Pelin Sağlam: Bu soruyu pandemi dönemi dışında cevaplamak gerekiyor sanırım. Normalde Ankara’daki maçlarda maraton 304 bloğun en üst kısmında yerimizi alırız. Maçın ardından Kızılay’da bir mekana gider, akşamı maç hakkında konuşarak geçiririz. Deplasman maçlarını da birlikte izler, yine maç sonunda birlikte oluruz. Alkaralar, her maç sonu canlı yayınlar yapar. Bu yayınlarda teknik, taktik ve kulüpten haberler konuşulur. Pandemi sürecinde de bu yayınları devam ettiriyoruz. Bazen bu yayınlarda kamera önünde bazen de kamera arkasında yer alıyoruz. Genel olarak sosyal medyada aktif taraftarlarız, bireysel paylaşımlar yaptığımız gibi, haber amacı taşıyan içerikler de üretiyoruz. Özellikle pandemi sürecinde Alkaralar Youtube kanalı üzerinden çeşitli konularda yayınlar yapıldı, bazen akademik bazen eğlence amaçlı içerikler üretildi. Mesela bunlardan biri benim hazırladığım taraftar tişörtü tasarlama videosuydu, bu videonun yayına hazır hale getirilmesinde yine taraftar arkadaşlarım yardım etti. Genel olarak böyle geçiyor.

Tribünün Cadısı: Maç günlerinin heyecanı uyandığım anda başlar aslında bende. Annem ve babam için de öyledir. Gün, maça göre planlanr. Eğer iç saha maçıysa, maçtan birkaç saat önce stadın etrafındaki bir kahvecide Gençlerbirliği sayesinde, ve iyi ki, hayatıma giren arkadaşlarımla buluşuruz.

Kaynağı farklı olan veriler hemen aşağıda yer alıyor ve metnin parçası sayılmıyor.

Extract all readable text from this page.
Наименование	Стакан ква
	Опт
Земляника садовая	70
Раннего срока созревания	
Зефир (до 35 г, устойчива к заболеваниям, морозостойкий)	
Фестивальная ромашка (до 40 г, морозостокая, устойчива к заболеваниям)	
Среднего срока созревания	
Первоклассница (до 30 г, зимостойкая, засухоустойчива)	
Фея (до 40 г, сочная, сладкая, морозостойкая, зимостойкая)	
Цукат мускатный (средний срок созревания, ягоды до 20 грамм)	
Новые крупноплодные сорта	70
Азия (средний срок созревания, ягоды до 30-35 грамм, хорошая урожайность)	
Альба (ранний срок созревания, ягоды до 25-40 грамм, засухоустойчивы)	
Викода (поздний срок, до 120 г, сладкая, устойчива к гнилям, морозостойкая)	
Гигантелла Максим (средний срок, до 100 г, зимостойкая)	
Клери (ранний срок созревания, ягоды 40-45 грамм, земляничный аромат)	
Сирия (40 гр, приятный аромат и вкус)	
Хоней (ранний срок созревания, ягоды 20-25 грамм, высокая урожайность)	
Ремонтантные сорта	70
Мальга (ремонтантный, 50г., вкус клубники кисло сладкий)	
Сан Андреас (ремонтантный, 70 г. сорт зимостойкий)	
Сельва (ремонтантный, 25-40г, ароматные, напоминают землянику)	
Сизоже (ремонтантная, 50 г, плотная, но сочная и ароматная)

Maç saati gelene kadar rakip fark etmeksizin, kendi kendimizi bir şekilde gaza getirir yüzümüzde bir gülümsemeyle stada doğru yol alırız. Grubun yarısı maratonda yarısı kapalı tribünde maç izlemek için dağılır. Ben de genellikle kuzenlerimle ve okuldan arkadaşımla izlerim. Maç çıkışı toplanılan noktalar bellidir. Tribünün bir kısmı dağılır, bir kısım ise kutlama/üzülme seromonisine geçer. Eğer deplasman maçıysa Ankara’da tüm tribünün bildiği ve benimsediği bir mekanda maç öncesi toplanılır. Maç yayını başlar. Bir “Haydi Gençler!” sesi yükselir televizyona en yakın masadan. Hep birlikte yine tek yürek maç izleriz. Masalar arası şakalaşmalar döner, atılan gole beraber sevinir yediğimiz gole beraber üzülürüz. Pandemide en çok özlediğim şeylerden biri de bu ortam oldu.

Ankara taraftarlığından bahsedip bir konuya değinmeden geçmem doğru olmaz diye düşünüyorum. Sporun ve taraftarlığın aslında cinsiyeti olmaz, olmamalıdır. Bunu günümüzde söylüyor olmak fazlasıyla üzücü aslında fakat bir kadın olarak ve maçları dört-beş kişilik kadın grubu içerisinde izleyen biri olarak da şunu söylemek istiyorum, hem birbirimizi tanımanın verdiği güven hem de taraftarımızın sahip olduğu saygı düzeyi sayesinde içimiz çok rahat bir şekilde maç izlemeye gidebiliyoruz. Normalde olması gereken zaten bu olmalı fakat günümüzde bunu söyleyebilmenin değerli olduğunu düşünüyorum. Başka takımların maçlarında yaşanan rahatsız olaylardan haberdar olduğum için sahip olduğumuz bu ayrıcalığın bir gün bütün tribünlerde ve sokaklarda geçerli olmasını umuyorum.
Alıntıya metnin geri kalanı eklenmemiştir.